Is there a way to retrieve very large integers/floating point values via RSQLite without this issue?
Here is a minimal example:
library("DBI"); library("RSQLite")
db.h <- dbConnect(RSQLite::SQLite(), dbname=":memory:")
dbGetQuery(db.h, "CREATE TABLE test (a TEXT, b INT)")
dbGetQuery(db.h, "INSERT INTO test VALUES ('value1', 282817178)")
dbGetQuery(db.h, "INSERT INTO test VALUES ('value2', 15620693910)")
result = dbGetQuery(db.h, "SELECT * FROM test")
result
dbDisconnect(db.h)
The output I get is as follows:
> a b
> 1 value1 282817178
> 2 value2 -1559175274
I'm using RStudio 0.98.501 (R version 3.0.2) on 32-bit Windows 7, if that's relevant at all.
Edit: Note that SQLite 3 uses 64 bit integers for all values in memory and request processing. Using BIGINT in place of INT as suggested in the comments below produces the same overflow issue.
This post on the RSQLite issue tracker reveals that this appears to be a known issue/limitation of the implementation. It says this is (at least in part) to do with R not managing well with 64bit integers as used by SQLite.
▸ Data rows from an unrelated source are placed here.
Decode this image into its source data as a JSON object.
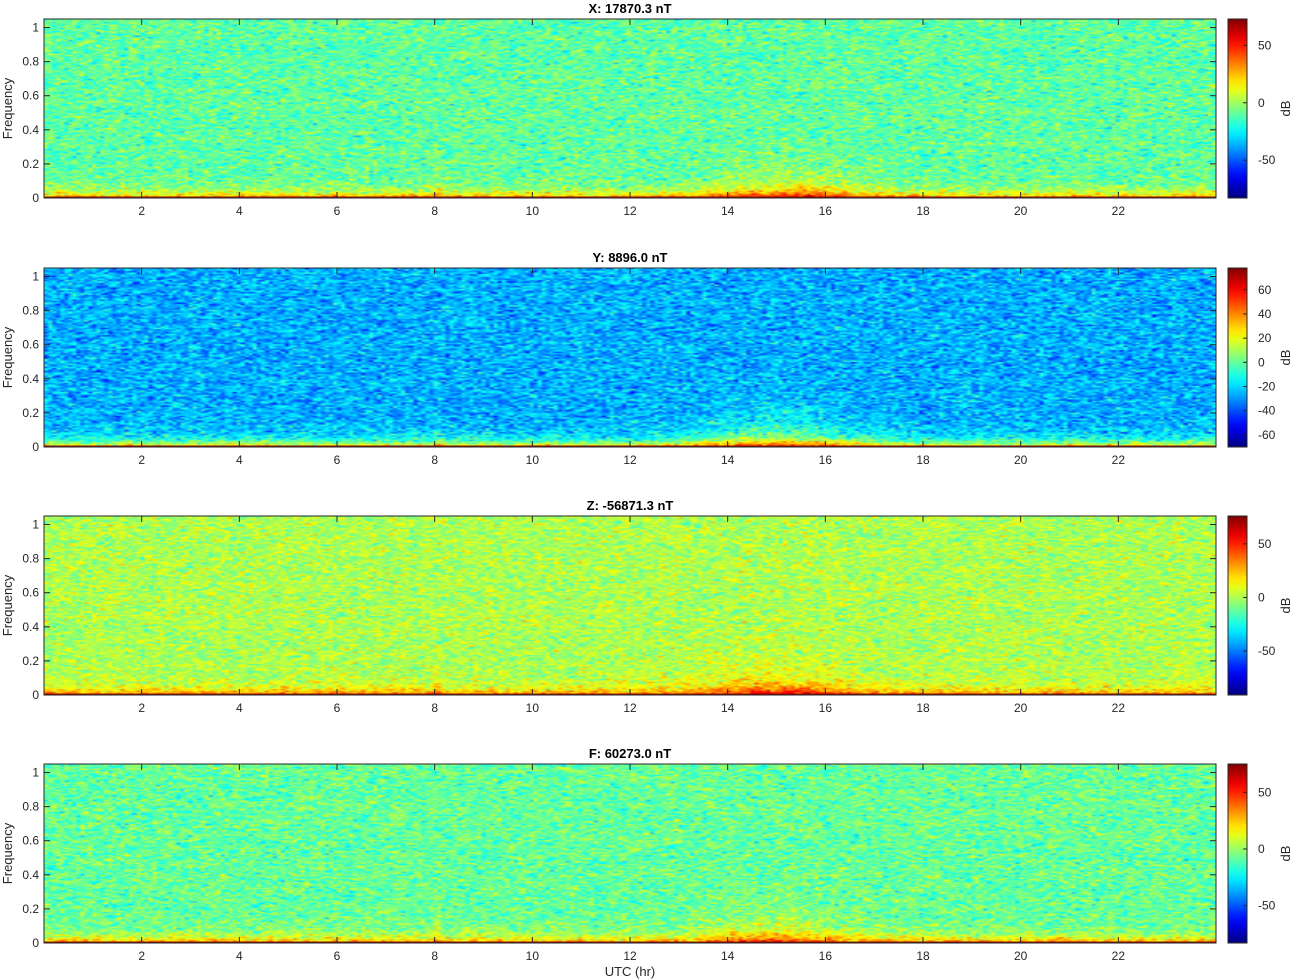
{
  "chart_data": {
    "type": "heatmap",
    "xlabel": "UTC (hr)",
    "ylabel": "Frequency",
    "colorbar_label": "dB",
    "colormap": "jet",
    "xlim": [
      0,
      24
    ],
    "ylim": [
      0,
      1.05
    ],
    "x_ticks": [
      2,
      4,
      6,
      8,
      10,
      12,
      14,
      16,
      18,
      20,
      22
    ],
    "y_ticks": [
      0,
      0.2,
      0.4,
      0.6,
      0.8,
      1
    ],
    "panels": [
      {
        "title": "X: 17870.3 nT",
        "color_range": [
          -83,
          73
        ],
        "colorbar_ticks": [
          50,
          0,
          -50
        ],
        "background_level_db": -10,
        "low_freq_level_db": 35,
        "bottom_band_db": 70,
        "daytime_peak_db": 18,
        "daytime_peak_hr": 15.3
      },
      {
        "title": "Y: 8896.0 nT",
        "color_range": [
          -70,
          78
        ],
        "colorbar_ticks": [
          60,
          40,
          20,
          0,
          -20,
          -40,
          -60
        ],
        "background_level_db": -26,
        "low_freq_level_db": 35,
        "bottom_band_db": 75,
        "daytime_peak_db": 10,
        "daytime_peak_hr": 15.0
      },
      {
        "title": "Z: -56871.3 nT",
        "color_range": [
          -91,
          76
        ],
        "colorbar_ticks": [
          50,
          0,
          -50
        ],
        "background_level_db": 0,
        "low_freq_level_db": 40,
        "bottom_band_db": 72,
        "daytime_peak_db": 28,
        "daytime_peak_hr": 15.0
      },
      {
        "title": "F: 60273.0 nT",
        "color_range": [
          -83,
          75
        ],
        "colorbar_ticks": [
          50,
          0,
          -50
        ],
        "background_level_db": -8,
        "low_freq_level_db": 38,
        "bottom_band_db": 72,
        "daytime_peak_db": 18,
        "daytime_peak_hr": 15.0
      }
    ]
  }
}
Here is a workaround that seems to work for me: Cast the column with large integers as TEXT in the SQL query, then manually readjust it as numeric value in R.
Working example:
library("DBI"); library("RSQLite")
db.h <- dbConnect(RSQLite::SQLite(), dbname=":memory:")
dbGetQuery(db.h, "CREATE TABLE test (a TEXT, b INT)")
dbGetQuery(db.h, "INSERT INTO test VALUES ('value1', 282817178)")
dbGetQuery(db.h, "INSERT INTO test VALUES ('value2', 15620693910)")
result = dbGetQuery(db.h, "SELECT a, CAST(b as TEXT) as b FROM test")
result$b <- as.numeric(result$b); result
dbDisconnect(db.h)
Output:
a b
1 value1 282817178
2 value2 15620693910